The same sort of reasoning is just as applicable in human affairs. Certain behaviors are simply self-defeating, not because of immediate or direct retaliation but because they upset the social order in a way that just always seems to rebound on the original miscreant. There’s a reason every religion and culture has come up with ideas like karma and the Golden Rule and “as ye sow” and so on. They’re the real-life equivalent of the chess player’s “I get screwed whenever I do that” knowledge. There’s often a threshold effect too, best illustrated by a lesser known example from game theory – Rousseau’s Stag Hunt. A group of people want to hunt a stag, which can only be hunted successfully by a group acting in concert, and then only sometimes. But there are also rabbits in the woods which, while valued less than stags, can almost certainly be caught even by a single individual…especially if everybody else is off hunting stags. If everyone stays committed to the stag hunt, a feast is likely (though not certain). If too many people leave the group to hunt rabbits, though, there’s no chance of a venison feast. (Some of you might recognize this as being very similar to the more recent Tragedy of the Commons.) The point here is that societies and governments are more like stag hunts than anything else. Everyone thinks they’re the only one hunting rabbits, so they think it’s OK, but when everyone’s hunting rabbits we all get cheated out of a stag. The laissez-fairies are not the kings of competition, as they like to portray themselves; they’re the kings of degrading competition, so they can “get ahead” on a shorter, poorer track.
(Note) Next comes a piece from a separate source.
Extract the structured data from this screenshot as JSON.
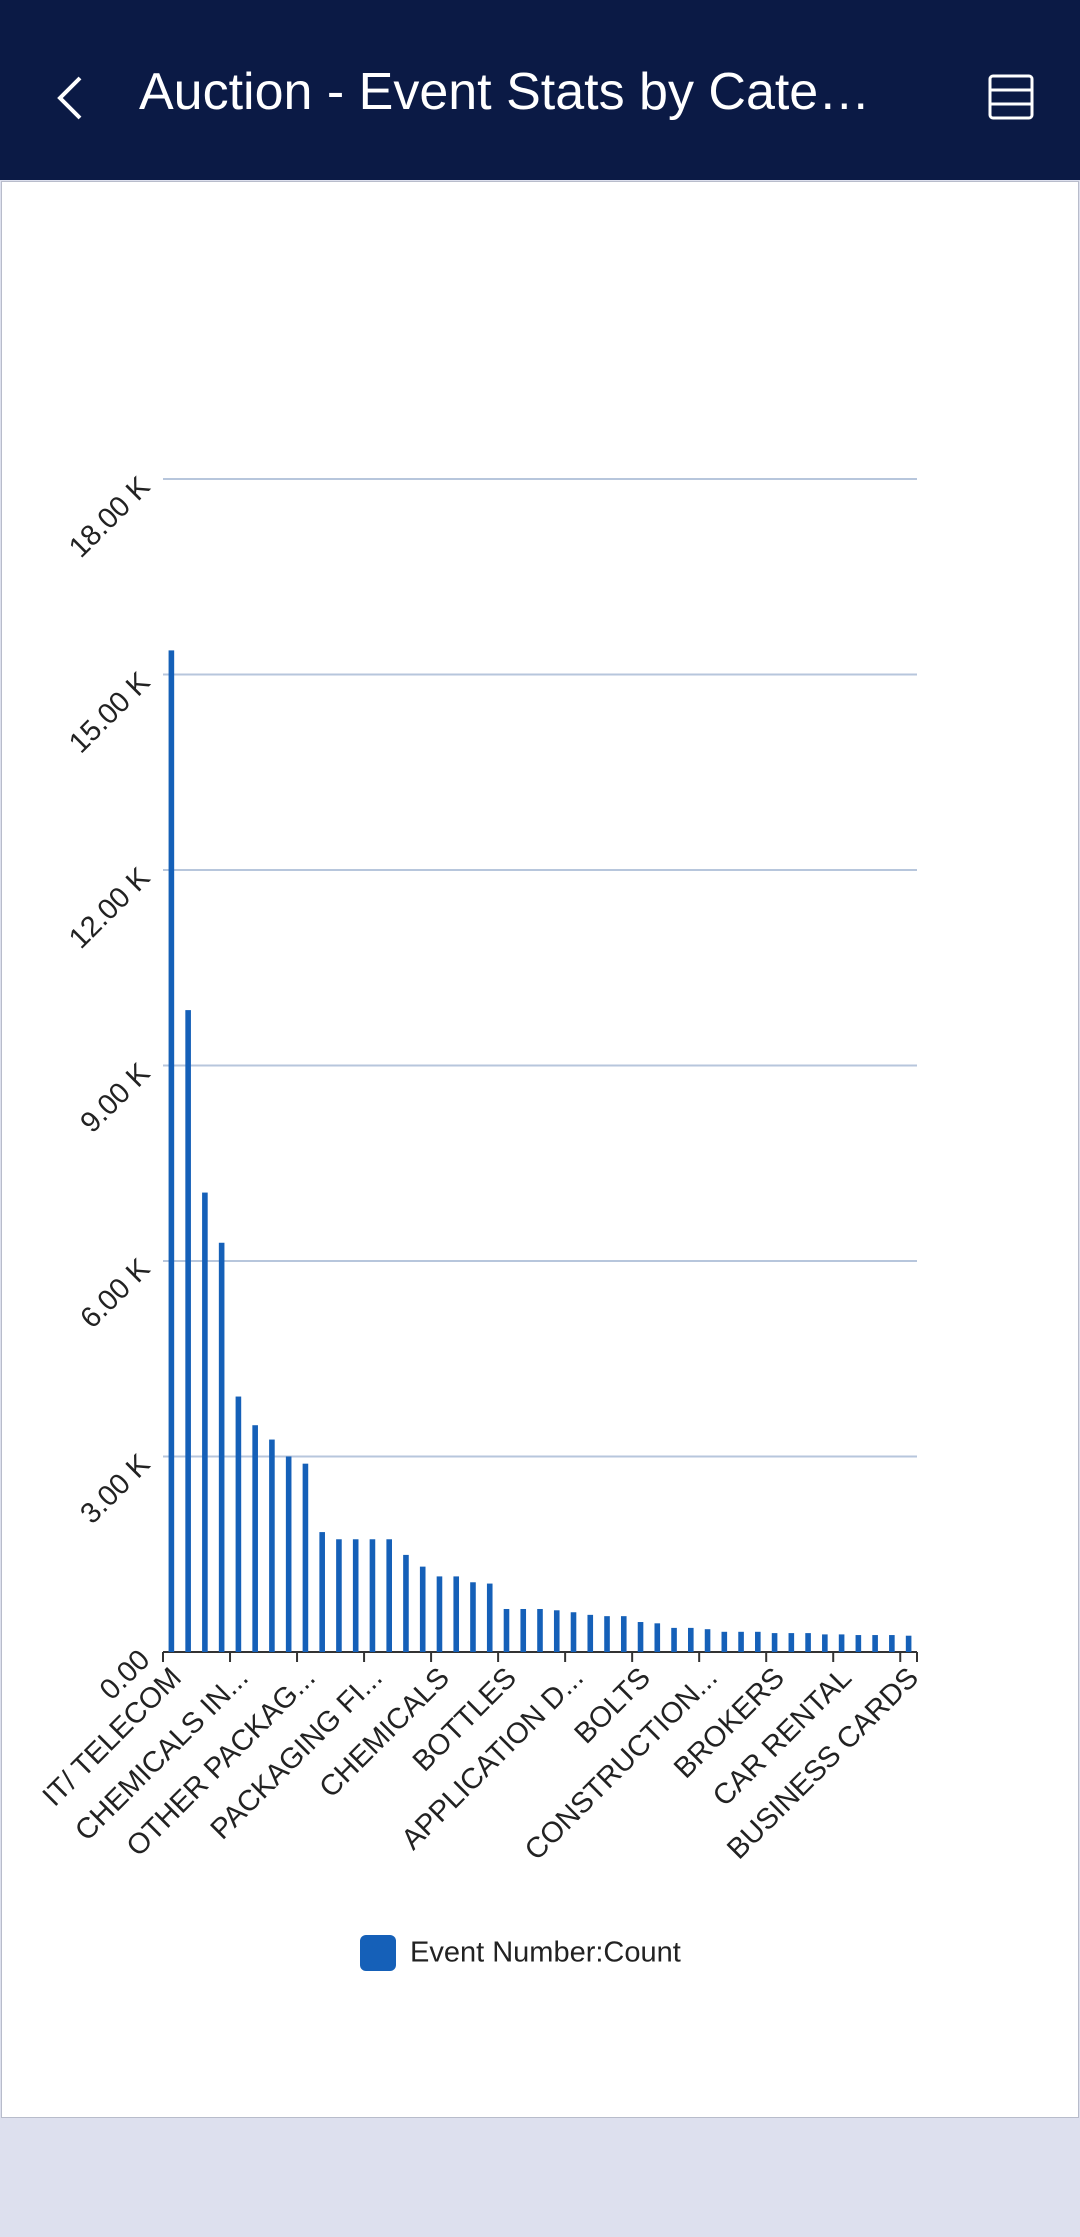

The systemic effects of either selfishness or selflessness far exceed anybody’s ability to predict consequences. Sometimes it’s worth adhering to a rule not because a reward is anticipated but because thousands of years of experience have taught us that it’s the right thing to do. We might not understand exactly why, it might seem less compelling than our rationalizations for selfishness, but it’s the right thing in the long run nevertheless.